A theory-driven qualitative approach underpinned by critical realism was conducted with 30 adult men using 3 types of DSDMs: facility-based adherence clubs (FACs), community-based adherence clubs (CACs) and quick pharmacy pick-ups (QPUPs). Focus group discussions (FGDs) (6) and in-depth interviews (IDIs) (20) were used to elicit information from purposively selected participants based on their potential contribution to the theory development – theoretical sampling. Recordings were transcribed verbatim in isiXhosa, then translated to English and analysed thematically. Theoretical constructs (themes) related to programme context and generative mechanisms were distilled and linked by retroduction and abductive thinking to formulate explanatory theories.

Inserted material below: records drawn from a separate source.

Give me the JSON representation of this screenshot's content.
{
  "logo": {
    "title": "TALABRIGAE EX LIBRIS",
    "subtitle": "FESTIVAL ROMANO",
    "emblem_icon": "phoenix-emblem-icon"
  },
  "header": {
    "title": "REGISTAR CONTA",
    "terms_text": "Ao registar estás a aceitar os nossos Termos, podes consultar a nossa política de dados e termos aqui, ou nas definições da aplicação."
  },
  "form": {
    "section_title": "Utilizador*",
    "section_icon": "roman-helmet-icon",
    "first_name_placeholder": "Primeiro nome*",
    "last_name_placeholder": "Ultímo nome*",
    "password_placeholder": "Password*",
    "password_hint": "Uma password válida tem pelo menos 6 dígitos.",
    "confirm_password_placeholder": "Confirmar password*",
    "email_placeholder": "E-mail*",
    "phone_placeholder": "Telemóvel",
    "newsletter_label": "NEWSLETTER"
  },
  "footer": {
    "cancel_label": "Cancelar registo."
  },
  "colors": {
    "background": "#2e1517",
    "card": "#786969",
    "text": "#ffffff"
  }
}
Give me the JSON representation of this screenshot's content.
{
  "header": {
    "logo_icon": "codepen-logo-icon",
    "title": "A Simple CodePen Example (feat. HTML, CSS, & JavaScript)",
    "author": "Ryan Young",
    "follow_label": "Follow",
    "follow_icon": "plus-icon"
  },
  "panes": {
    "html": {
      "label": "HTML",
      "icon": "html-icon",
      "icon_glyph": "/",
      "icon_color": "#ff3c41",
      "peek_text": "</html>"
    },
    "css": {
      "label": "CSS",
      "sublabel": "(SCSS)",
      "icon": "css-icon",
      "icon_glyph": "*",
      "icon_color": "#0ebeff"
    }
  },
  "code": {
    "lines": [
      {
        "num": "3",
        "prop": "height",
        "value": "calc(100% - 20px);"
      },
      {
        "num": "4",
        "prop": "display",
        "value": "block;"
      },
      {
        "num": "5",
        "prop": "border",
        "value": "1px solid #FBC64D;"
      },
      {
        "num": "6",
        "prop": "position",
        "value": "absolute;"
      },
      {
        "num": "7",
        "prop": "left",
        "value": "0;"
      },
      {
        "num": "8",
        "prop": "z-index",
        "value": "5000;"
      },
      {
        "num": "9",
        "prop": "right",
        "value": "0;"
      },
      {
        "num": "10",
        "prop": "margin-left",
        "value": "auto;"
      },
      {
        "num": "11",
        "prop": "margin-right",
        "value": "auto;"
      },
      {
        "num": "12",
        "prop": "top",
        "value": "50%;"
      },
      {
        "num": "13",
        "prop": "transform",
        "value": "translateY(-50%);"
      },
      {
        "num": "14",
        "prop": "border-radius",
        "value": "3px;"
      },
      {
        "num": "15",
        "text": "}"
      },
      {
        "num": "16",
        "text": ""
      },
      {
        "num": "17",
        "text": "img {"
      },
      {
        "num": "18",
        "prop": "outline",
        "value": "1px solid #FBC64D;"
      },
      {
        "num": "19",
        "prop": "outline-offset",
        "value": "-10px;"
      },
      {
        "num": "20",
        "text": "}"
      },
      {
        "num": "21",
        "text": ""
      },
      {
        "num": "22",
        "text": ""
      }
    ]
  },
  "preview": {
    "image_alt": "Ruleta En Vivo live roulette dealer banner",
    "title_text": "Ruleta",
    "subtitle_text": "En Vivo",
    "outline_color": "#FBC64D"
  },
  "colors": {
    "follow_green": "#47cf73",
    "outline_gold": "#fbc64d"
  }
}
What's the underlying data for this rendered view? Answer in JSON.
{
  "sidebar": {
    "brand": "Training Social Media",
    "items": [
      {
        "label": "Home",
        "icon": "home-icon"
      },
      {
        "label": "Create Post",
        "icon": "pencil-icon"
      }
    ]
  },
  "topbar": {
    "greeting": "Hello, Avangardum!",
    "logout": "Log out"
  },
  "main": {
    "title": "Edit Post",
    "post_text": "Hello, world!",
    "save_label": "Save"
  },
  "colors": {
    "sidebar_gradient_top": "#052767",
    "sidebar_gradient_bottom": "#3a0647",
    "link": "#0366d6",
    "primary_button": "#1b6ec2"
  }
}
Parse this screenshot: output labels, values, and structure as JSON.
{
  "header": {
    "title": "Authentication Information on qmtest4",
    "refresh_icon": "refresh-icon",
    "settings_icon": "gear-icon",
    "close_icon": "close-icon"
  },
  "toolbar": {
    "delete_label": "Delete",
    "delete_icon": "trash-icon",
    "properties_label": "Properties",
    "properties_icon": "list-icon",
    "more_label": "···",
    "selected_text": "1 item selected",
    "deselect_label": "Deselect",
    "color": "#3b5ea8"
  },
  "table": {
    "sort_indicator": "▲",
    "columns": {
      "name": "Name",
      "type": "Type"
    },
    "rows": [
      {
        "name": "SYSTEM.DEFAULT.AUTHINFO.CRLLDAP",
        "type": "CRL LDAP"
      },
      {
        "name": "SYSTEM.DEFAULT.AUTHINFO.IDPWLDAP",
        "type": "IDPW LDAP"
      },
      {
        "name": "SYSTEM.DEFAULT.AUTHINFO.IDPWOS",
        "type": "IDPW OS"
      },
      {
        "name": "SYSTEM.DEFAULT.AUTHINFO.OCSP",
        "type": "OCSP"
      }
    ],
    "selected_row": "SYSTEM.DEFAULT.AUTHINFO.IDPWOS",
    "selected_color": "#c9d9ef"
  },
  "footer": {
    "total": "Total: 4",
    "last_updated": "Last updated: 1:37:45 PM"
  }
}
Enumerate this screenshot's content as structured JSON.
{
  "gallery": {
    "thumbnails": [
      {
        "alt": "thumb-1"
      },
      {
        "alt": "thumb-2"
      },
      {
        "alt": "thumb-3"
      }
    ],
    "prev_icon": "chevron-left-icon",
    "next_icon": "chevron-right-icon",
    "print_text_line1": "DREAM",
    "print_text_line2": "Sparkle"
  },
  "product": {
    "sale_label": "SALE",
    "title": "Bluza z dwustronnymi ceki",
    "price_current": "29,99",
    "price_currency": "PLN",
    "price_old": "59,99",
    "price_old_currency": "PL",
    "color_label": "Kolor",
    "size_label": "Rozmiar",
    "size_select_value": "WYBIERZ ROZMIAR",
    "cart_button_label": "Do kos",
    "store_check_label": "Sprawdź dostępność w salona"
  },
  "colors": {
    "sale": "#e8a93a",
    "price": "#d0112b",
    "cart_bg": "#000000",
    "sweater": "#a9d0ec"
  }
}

Three bundles of mechanisms driving the adoption of ART-friendly masculinities by men using DSDMs were identified. (1) DSDMs instil a sense of cohesion (social support and feeling of connectedness), which enhances their reputational masculinity – having the know-how and being knowledgeable. (2) DSDMs provide a sense of assurance by providing reliable, convenient, stigma-free services, which makes men feel strong and resilient (respectability identity). (3) Through perceived usefulness, the extent to which an individual believes the model enhances their disease management, DSDMs enhance men’s ability to be economically productive and take care of their family (responsibility identity).
DSDMs enhance the refashioning of ART-friendly versions of masculinity, thus improving men’s engagement in HIV services. Their effectiveness in refashioning men’s masculinities to ART friendly masculinities can be improved by ensuring conducive conditions for group interactions and including gender-transformative education to their existing modalities.